Krysty, seeing Ryan’s predicament, made her way up next to him. She pressed her firm body against his own to help hold him firmly in place, with her chest against his back as she reached out on either side and gripped the rungs of the ladder tightly.

“Looked like you needed an assist, lover,” Krysty whispered. “Be careful up there. Something doesn’t feel right.”

“What? Squatters living in the redoubt, like those bastard twins back in Old Colorado?”

“Could be that, or friends of the four men we found below.”

Ryan nodded. With Krysty’s support, he was now free to use his full upper-body strength against the closed doors. Sweat dripped down his face and arms as he exerted pressure.

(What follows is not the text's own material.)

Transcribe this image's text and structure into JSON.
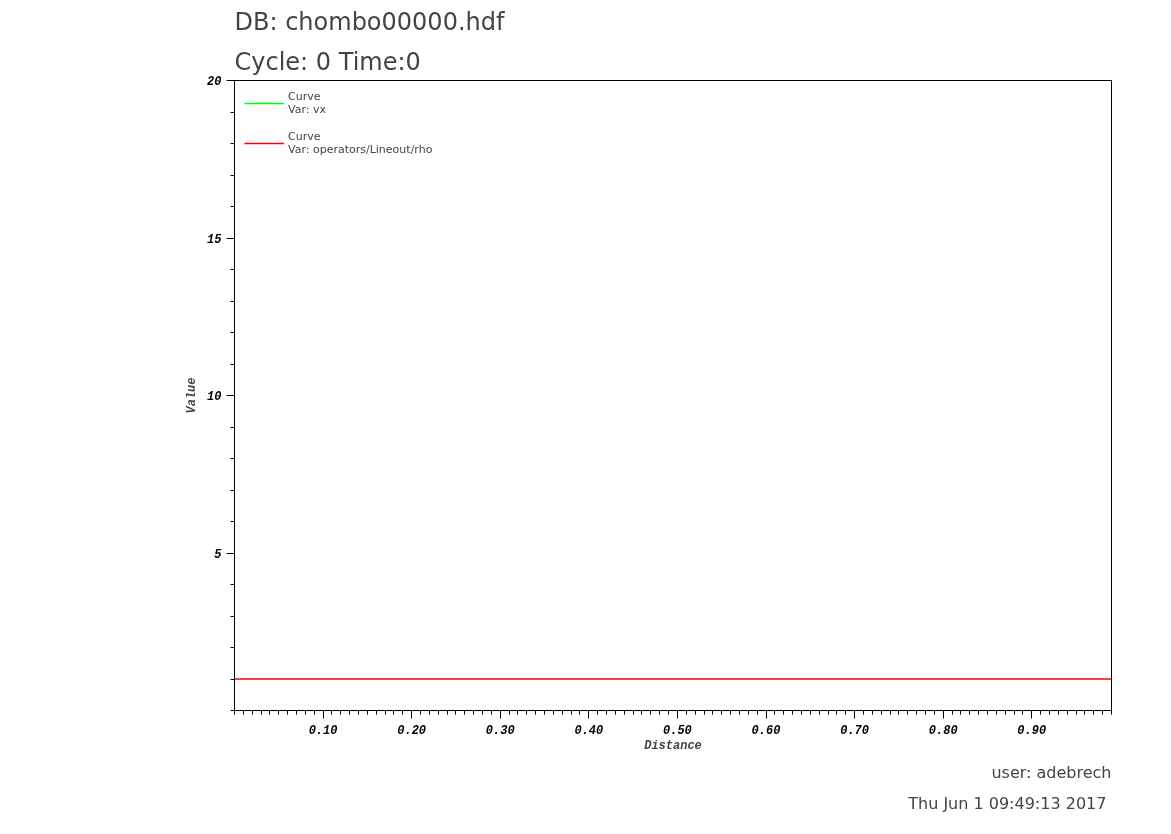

Finally, with a sluggish squawk of protest, the ele­vator doors slid apart a few inches. Replacing his panga in its sheath, Ryan now had enough room to wedge his fingers in the newly created gap. He felt a fingernail on his right hand peel back as he strained to pull the doors open wide enough to squeeze his body through.

Inch by inch, the doors pulled apart, finally creating a space just wide enough for a man to slip through.

Balancing his feet on the top rung of the emergency ladder, Ryan used the upper part of the now open door for a handhold. He took a deep breath and stepped through to what he hoped was safety.

The area outside the elevator was as dim as the darkness in the shaft. The electricity was apparently out up here, as well. Ryan paused, straining his eye and scanning for any signs of movement.

Nothing. He took one step forward, and a piece of stray plastic snapped underfoot, the cracking sound leaping forward as swiftly and surely as a broken twig in a silent forest.

In immediate response, the wall next to the elevator doors erupted in an answering barrage of sound, small indentations rattling down from floor to ceiling in a sloping pattern of gunfire.

Ryan dived away from the doors for cover, hoping the noise would keep Krysty and J.B. in place on the ladder and not drive them into doing anything heroic. An empty plastiform-and-steel cargo container was lying open on one side. Ryan took cover behind it, knowing from past experience any military redoubt’s storage pods were made of sturdy stuff.

Since he was still alive, Ryan figured the shooter didn’t have infrared. His guess was that the assailant had been forced to aim by sound, using noises to track as Ryan slipped out the doors from the elevator shaft. He crouched on his hands and knees behind the con­tainer and waited, but the shooter kept firing random bursts. That was reassuring. Ryan now knew for a fact he could safely discount a night scope by the way the bullets kept ineptly chewing up the scenery.

The sniper was firing blind.

Ryan kept his head low, listening, attempting to pinpoint the exact location of the gunman over the rapid drumming of what sounded to him like an M-16 assault rifle. Obviously the shooter was firing from a vantage point located around a corner of the walkway—across from the elevator. While this was a safe place to hide for an ambush, it also meant the sniper’s aim was compromised.